Sahana Balasubramanya - Hyperbolic structures on groups

Abstract: For every group G, we introduce the set of hyperbolic structures on G, denoted H(G), which consists of equivalence classes of (possibly infinite) generating sets of G such that the corresponding Cayley graph is hyperbolic; two generating sets of G are equivalent if the corresponding word metrics on G are bi-Lipschitz equivalent. Alternatively, one can define hyperbolic structures in terms of cobounded G-actions on hyperbolic spaces. We are especially interested in the subset AH(G) ⊆ H(G) of acylindrically hyperbolic structures on G, i.e., hyperbolic structures corresponding to acylindrical actions. Ele- ments of H(G) can be ordered in a natural way according to the amount of information they provide about the group G. The main goal of our work is to initiate the study of the posets H(G) and AH(G) for various groups G. We discuss basic properties of these posets such as cardinality and existence of extremal elements, obtain several re- sults about hyperbolic structures induced from hyperbolically embedded subgroups of G, and study the question to what extent a hyperbolic structure is determined by the set of loxodromic elements and their translation lengths.

Juliette Bavard - Quasimorphisms on a big mapping class group

Abstract: The mapping class group of the plane minus a Cantor set naturally appears in many dynamical contexts, including group actions on surfaces, the study of groups of homeomorphisms on a Cantor set, and complex dynamics. In this talk, I will explain how to construct quasimorphisms on this big mapping class group.

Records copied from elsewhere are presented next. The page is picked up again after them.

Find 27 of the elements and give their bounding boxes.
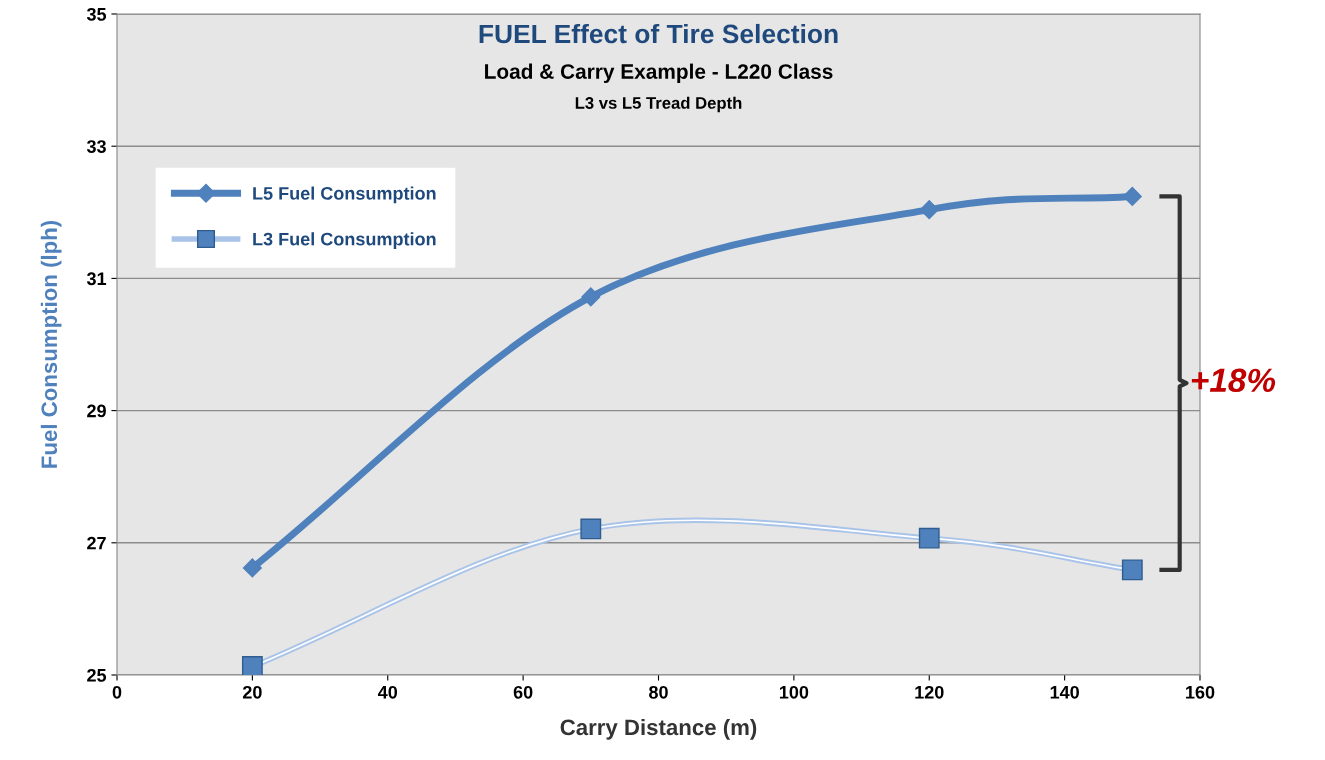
- point: [581, 287, 601, 307]
- y-tick-label: 25: [87, 668, 107, 682]
- point: [242, 558, 262, 578]
- text: Load & Carry Example - L220 Class: [485, 63, 833, 83]
- annotation: L3 vs L5 Tread Depth: [575, 96, 742, 113]
- y-tick-label: 35: [86, 7, 107, 21]
- y-tick-label: 29: [87, 404, 106, 418]
- y-tick-label: 27: [87, 536, 106, 550]
- x-tick-label: 40: [377, 685, 398, 699]
- x-axis-title: Carry Distance (m): [560, 718, 757, 740]
- x-tick-label: 80: [649, 685, 668, 699]
- x-tick-label: 20: [242, 685, 262, 699]
- point: [1122, 186, 1142, 206]
- x-tick-label: 140: [1050, 685, 1079, 699]
- y-tick-label: 31: [86, 272, 107, 286]
- annotation: +18%: [1191, 368, 1276, 393]
- y-axis-title: Fuel Consumption (lph): [40, 220, 62, 468]
- chart-title: FUEL Effect of Tire Selection: [479, 23, 838, 44]
- x-tick-label: 160: [1186, 685, 1215, 699]
- y-tick-label: 33: [86, 140, 106, 153]
- x-tick-label: 100: [779, 685, 809, 699]
- x-tick-label: 60: [513, 685, 533, 699]
- x-tick-label: 0: [112, 685, 122, 699]
- x-tick-label: 120: [915, 685, 944, 699]
- point: [919, 200, 939, 220]
- legend-label: L3 Fuel Consumption: [253, 232, 436, 250]
- legend-label: L5 Fuel Consumption: [253, 186, 436, 204]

Clark Butler - Characterizing locally symmetric spaces by their Lyapunov exponents

Abstract: We show that closed negatively curved locally symmetric spaces are characterized among nearby Riemannian manifolds by the Lyapunov exponents of their geodesic flow with respect to volume. Our methods extend to locally characterize these geodesic flows by their volume exponents even among arbitrary smooth perturbations of the dynamical system. We also discuss some notions of partial rigidity for the geodesic flows of the variable negative curvature locally symmetric spaces. Finally we introduce some new dimensional invariants for these flows which are closely related to the 1/4-pinching rigidity theorem for complex hyperbolic manifolds.

Sam Corson - Some new results in automatic continuity

Abstract: Diagonalization arguments have been used to show that homomorphisms from groups admitting infinite multiplication to groups similar to free groups are always boring. We give a generalized criterion that extends many results in this vein. Groups including torsion-free word hyperbolic groups and Thompson's group F satisfy this criterion.

Matthew Haulmark - A classification theorem for 1-dimensional boundaries of groups with isolated flats

Abstract: In 2000 Kapovich and Kleiner proved that if G is a one-ended hyperbolic group that does not split over a two-ended subgroup, then the boundary of G is either a Menger curve, a Sierpinski carpet, or a circle. Kim Ruane observed that there were no known non-hyperbolic examples of groups with Menger curve boundary, and asked if there was a CAT(0) generalization of Kapovich and Kleiner's theorem. As boundaries of CAT(0) groups are in general not locally connected, there is no hope of such a generalization for general CAT(0) groups. However, a version of Kapovich and Kleiner's theorem may hold for certain classes of CAT(0) groups. In this talk I will discuss a generalization of the Kapovich-Kleiner theorem for CAT(0) groups with isolated flats, and provide an example of a non-hyperbolic CAT(0) group with Menger curve boundary.

Kasia Jankiewicz - Graph coloring problem and fibering right angled Coxeter groups

Abstract: I will describe a simple graph coloring problem whose solution, if exists, provides a virtual algebraic fibration of the right angled Coxeter group associated to the graph. I will discuss some examples of graphs with or without solutions. I will give an introduction to Bestvina-Brady Morse theory on which our results rely. This is joint work with Sergey Norin and Daniel Wise.

Franco Vargas Palette - Local and global minimum of Renormalized Volume

Abstract: The renormalized volume $V_R$ is a finite quantity associated to geometrically finite hyperbolic 3-manifolds of infinite volume. In this talk I'll discuss its definition and some properties for convex co-compact manifolds, such as local convexity and convergence under suitable limits.

Andrew Putman - Finite generation of the Johnson filtration

Abstract: I will prove that the kth term of the Johnson filtration of the mapping class group is finitely generated for g>>k. This is joint work with Tom Church and Mikhail Ershov.

Andrew Zimmer - Gromov hyperbolicity in several complex variables

Abstract: In this talk I will describe how Gromov hyperbolic metric spaces appear naturally in several complex variables and then give some applications. The talk will assume no background in several complex variables.